I remember an MMA place I used to train at. (Still would be if it were logistically feasable. I recommend the coach to anyone who can get to his place.) Even drills for beginners had some element of training timing and distance and whatnot. I remember one when I first started was fairly static but still worked on timing. One partner would throw a couple of punches (the kinds he could throw were limited) and the other partner would defend and then try to shoot in for a double leg in between strikes. I don't think beginners need be excluded from drills like that.
The MMA form is so so crap. It proves once and for all how silly kata is, for that we habve Pro-Star MMA to thank. Low block, lol.
You are a total Douchbag.
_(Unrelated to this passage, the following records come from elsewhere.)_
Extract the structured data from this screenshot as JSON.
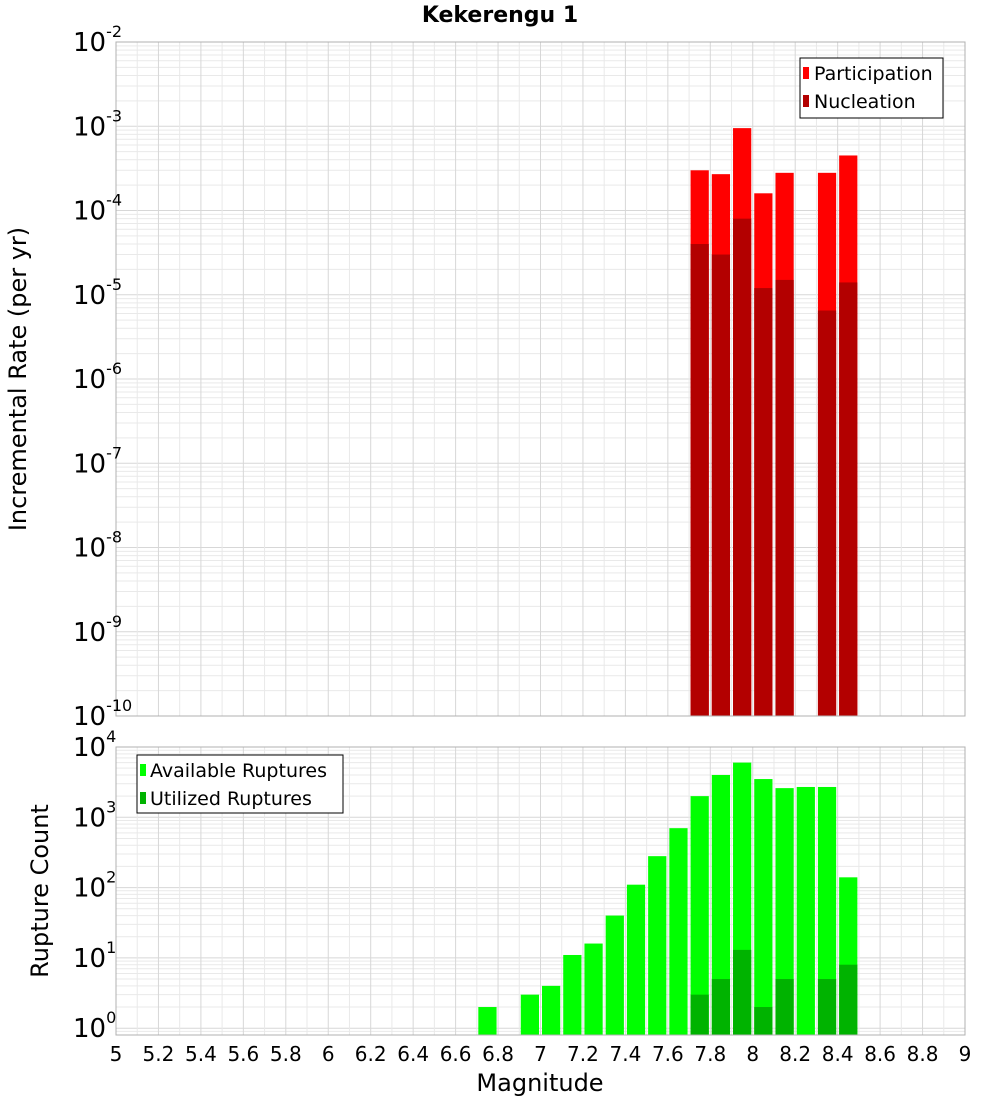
{
  "chart_data": [
    {
      "type": "bar",
      "title": "Kekerengu 1",
      "ylabel": "Incremental Rate (per yr)",
      "xlabel": "",
      "y_scale": "log",
      "ylim": [
        1e-10,
        0.01
      ],
      "y_ticks": [
        {
          "base": "10",
          "exp": "-2"
        },
        {
          "base": "10",
          "exp": "-3"
        },
        {
          "base": "10",
          "exp": "-4"
        },
        {
          "base": "10",
          "exp": "-5"
        },
        {
          "base": "10",
          "exp": "-6"
        },
        {
          "base": "10",
          "exp": "-7"
        },
        {
          "base": "10",
          "exp": "-8"
        },
        {
          "base": "10",
          "exp": "-9"
        },
        {
          "base": "10",
          "exp": "-10"
        }
      ],
      "xlim": [
        5,
        9
      ],
      "bar_width": 0.1,
      "grid": true,
      "legend_position": "top-right",
      "series": [
        {
          "name": "Participation",
          "color": "#ff0000",
          "x": [
            7.75,
            7.85,
            7.95,
            8.05,
            8.15,
            8.35,
            8.45
          ],
          "values": [
            0.0003,
            0.00027,
            0.00095,
            0.00016,
            0.00028,
            0.00028,
            0.00045
          ]
        },
        {
          "name": "Nucleation",
          "color": "#b30000",
          "x": [
            7.75,
            7.85,
            7.95,
            8.05,
            8.15,
            8.35,
            8.45
          ],
          "values": [
            4e-05,
            3e-05,
            8e-05,
            1.2e-05,
            1.5e-05,
            6.5e-06,
            1.4e-05
          ]
        }
      ]
    },
    {
      "type": "bar",
      "title": "",
      "ylabel": "Rupture Count",
      "xlabel": "Magnitude",
      "y_scale": "log",
      "ylim": [
        0.8,
        10000
      ],
      "y_ticks": [
        {
          "base": "10",
          "exp": "4"
        },
        {
          "base": "10",
          "exp": "3"
        },
        {
          "base": "10",
          "exp": "2"
        },
        {
          "base": "10",
          "exp": "1"
        },
        {
          "base": "10",
          "exp": "0"
        }
      ],
      "xlim": [
        5,
        9
      ],
      "x_ticks": [
        "5",
        "5.2",
        "5.4",
        "5.6",
        "5.8",
        "6",
        "6.2",
        "6.4",
        "6.6",
        "6.8",
        "7",
        "7.2",
        "7.4",
        "7.6",
        "7.8",
        "8",
        "8.2",
        "8.4",
        "8.6",
        "8.8",
        "9"
      ],
      "bar_width": 0.1,
      "grid": true,
      "legend_position": "top-left",
      "series": [
        {
          "name": "Available Ruptures",
          "color": "#00ff00",
          "x": [
            6.75,
            6.95,
            7.05,
            7.15,
            7.25,
            7.35,
            7.45,
            7.55,
            7.65,
            7.75,
            7.85,
            7.95,
            8.05,
            8.15,
            8.25,
            8.35,
            8.45
          ],
          "values": [
            2,
            3,
            4,
            11,
            16,
            40,
            110,
            280,
            700,
            2000,
            4000,
            6000,
            3500,
            2600,
            2700,
            2700,
            140
          ]
        },
        {
          "name": "Utilized Ruptures",
          "color": "#00b300",
          "x": [
            7.75,
            7.85,
            7.95,
            8.05,
            8.15,
            8.35,
            8.45
          ],
          "values": [
            3,
            5,
            13,
            2,
            5,
            5,
            8
          ]
        }
      ]
    }
  ]
}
Train more, post nevermore.
FickleFingerOfFate -08-21-2007 08:59 AM
just die already.
Plasma - 08-20-2007 11:45 PM
Best MA website ever!!!!!: http://www.dogjudo.co.uk/
All of the techniques are done just fine (grappling stuff). The only problem is that, they don't really show any context for the techniques.
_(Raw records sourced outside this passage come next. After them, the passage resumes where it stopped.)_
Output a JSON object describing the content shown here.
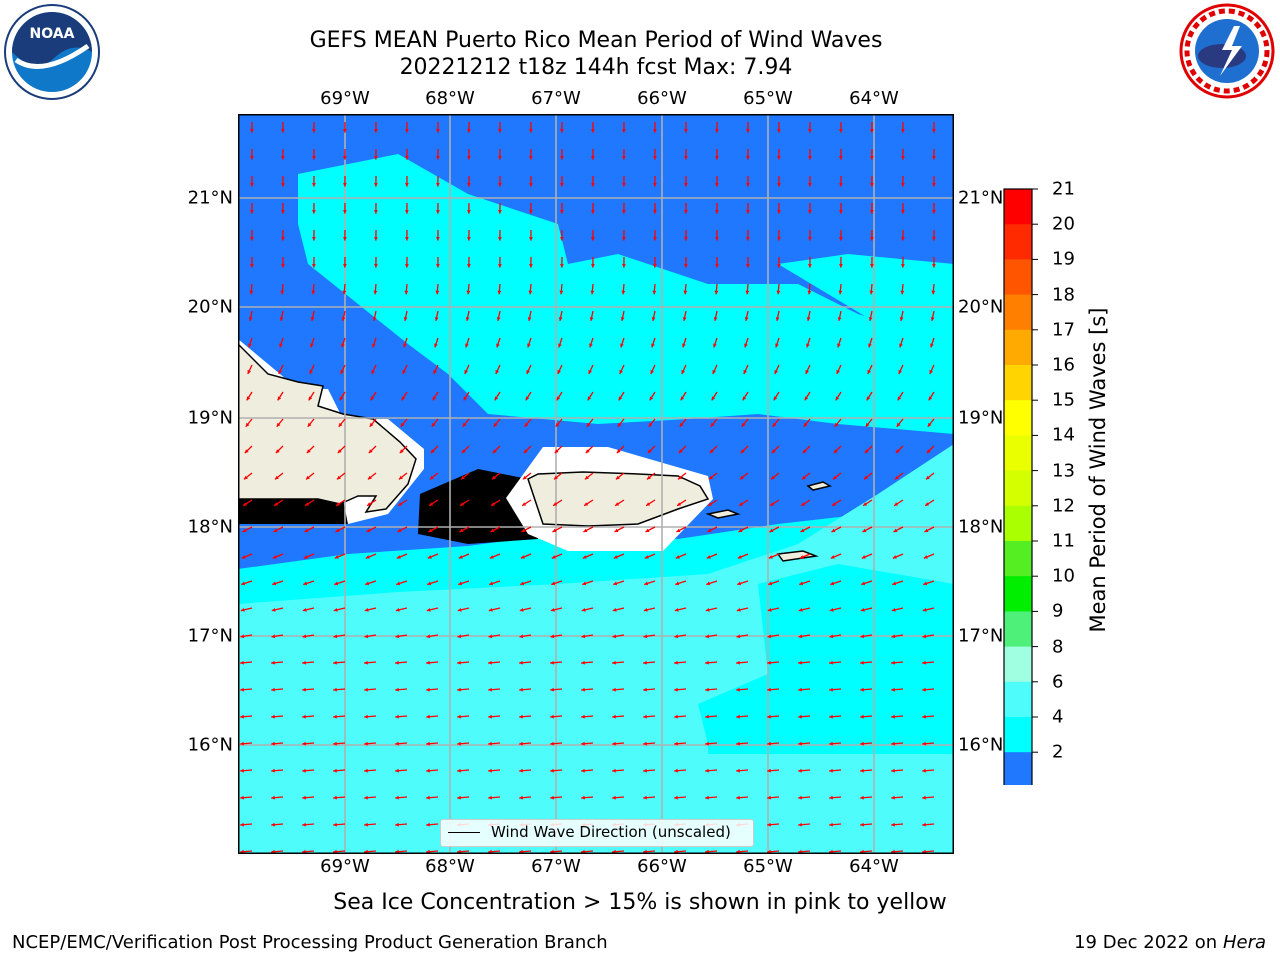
{
  "header": {
    "title_line1": "GEFS MEAN Puerto Rico Mean Period of Wind Waves",
    "title_line2": "20221212 t18z 144h fcst   Max: 7.94"
  },
  "map": {
    "lon_ticks": [
      "69°W",
      "68°W",
      "67°W",
      "66°W",
      "65°W",
      "64°W"
    ],
    "lat_ticks": [
      "21°N",
      "20°N",
      "19°N",
      "18°N",
      "17°N",
      "16°N"
    ],
    "legend_label": "Wind Wave Direction (unscaled)",
    "colors": {
      "land": "#efedde",
      "band_2_4": "#1f78ff",
      "band_4_6": "#00ffff",
      "band_6_8": "#4ffcfc",
      "band_lt_2": "#0000f0",
      "arrow": "#ff0000"
    },
    "icons": [
      "noaa-logo",
      "nws-logo"
    ]
  },
  "colorbar": {
    "title": "Mean Period of Wind Waves [s]",
    "labels": [
      "21",
      "20",
      "19",
      "18",
      "17",
      "16",
      "15",
      "14",
      "13",
      "12",
      "11",
      "10",
      "9",
      "8",
      "6",
      "4",
      "2"
    ],
    "colors": [
      "#ff0000",
      "#ff2a00",
      "#ff5500",
      "#ff8000",
      "#ffaa00",
      "#ffd400",
      "#ffff00",
      "#eaff00",
      "#d4ff00",
      "#aaff00",
      "#55ee22",
      "#00ee00",
      "#4ef07a",
      "#a0ffe0",
      "#4ffcfc",
      "#00ffff",
      "#1f78ff"
    ],
    "extend_color": "#0000f0"
  },
  "footer": {
    "note": "Sea Ice Concentration > 15% is shown in pink to yellow",
    "left": "NCEP/EMC/Verification Post Processing Product Generation Branch",
    "right_date": "19 Dec 2022 on",
    "right_host": "Hera"
  }
}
Anyone notice this is on the "Frauds" section?
Its also the BS and standards section. Entries here do not have to involve fraud.
Damn, I'm dumb. Thank you for reminding me! (No I'm not being sarcastic)
I'm glad I found this thread before I went off on a huge rant.
A local school just started advertising that it is now a Pro-Star MMA school. This is in conjunction with their Taekwondo classes. Now I really can't comment on the curriculum of Pro-Star as I haven't seen it first hand and likely will never get a chance to, but the whole idea of selling curriculum like this lacks the responsibility of the seller.
In my mind this whole program is about getting people into the door using a buzz phrase of mixed-martial-arts and signing up students and eventually transferring them into the other existant programs if they become disillusioned with the Pro-Star way.
What really has set me off on this is the advertising that accompanies the program.
From a local paper on advertisment for the school and announcing pro-star
Header "Meet Today's Weekend Warrior"
Body Title "Learn Mixed Martial Arts Without the Bruises"
Random Quotes from body " . . . Pro-Star takes the best from different martial arts and combines them into an easy to learn system that will get you fit as a fighter without the bruises . . . gain confidence knowing you can protect yourself and your loved ones . . . You will find yourself gaining flexibility and tone while the extra pounds just melt away . . ."
There is nothing in the advertisment that mentions any "sporting" aspect to MMA. I think MMA has come to be understood as a sport now-a-days and this advertisment fails to define what MMA actually is. It seems to be geared towards getting people into the school who want a fitness routine. How can you learn MMA without sparring? How can you learn MMA without getting bruised up? How can you learn the techniques effectively if you have never been put in a live training situation? To compare this to something I will be teaching everyone on this message board how to become basketball players. We will run lines and you'll feel great. We'll dribble the ball and work on handling skills and you will feel confident that you can handle a ball. We'll shoot some baskets so you can see exactly what it is to put the ball through the hoop. No we will not play any games as testing what you've learned could leave you feeling bad.
Interesting you posted that analogy as I use it quite a bit in order to get people to understand the difference between an art that uses practical training as opposed to what is considered "traditional" training methods.
Originally Posted by Art
If you were just helping people out with how to run a business, design schedules and help with costing etc, then fine (i.e. help good teachers to become good businessmen). That isn't what you're doing though, you're claiming to offer a full MMA training program including the techniques.
Originally Posted by trapdoor
If someone has a level of skill high enough to be teaching then it's not the curriculum they offer which will be the reason they don't retain students. It's more likely how they teach (maybe they don't explain things well) or how they run the school (turning up late) which is losing them students. If you just stuck to helping them out with this, I'm sure no-one would have a problem.
You are saying you're not teaching people how to punch/kick etc but just how to structure lessons. Then why do you need to show them videos of combos?! Surely you could just tell them "Ok, lesson one for a beginner. Teach them a basic stance and defensive posture. Now show them footwork and once they're comfortable moving around add in a jab/cross combo" or similar. You shouldn't have to show crappy techniques on video if you have selected good instructors as you said.
However, you obviously realise there are plenty of companies/individuals offering business services; so you've tried to get an MMA gimmick and the only way to make yourselves specifically MMA has been to tack on some shitty techniques.
You're just out for cash, it's simple for all to see.
Originally Posted by Wolf
Combo four seems like an excellent technique if you want to get double-legged easier than you could have ever managed!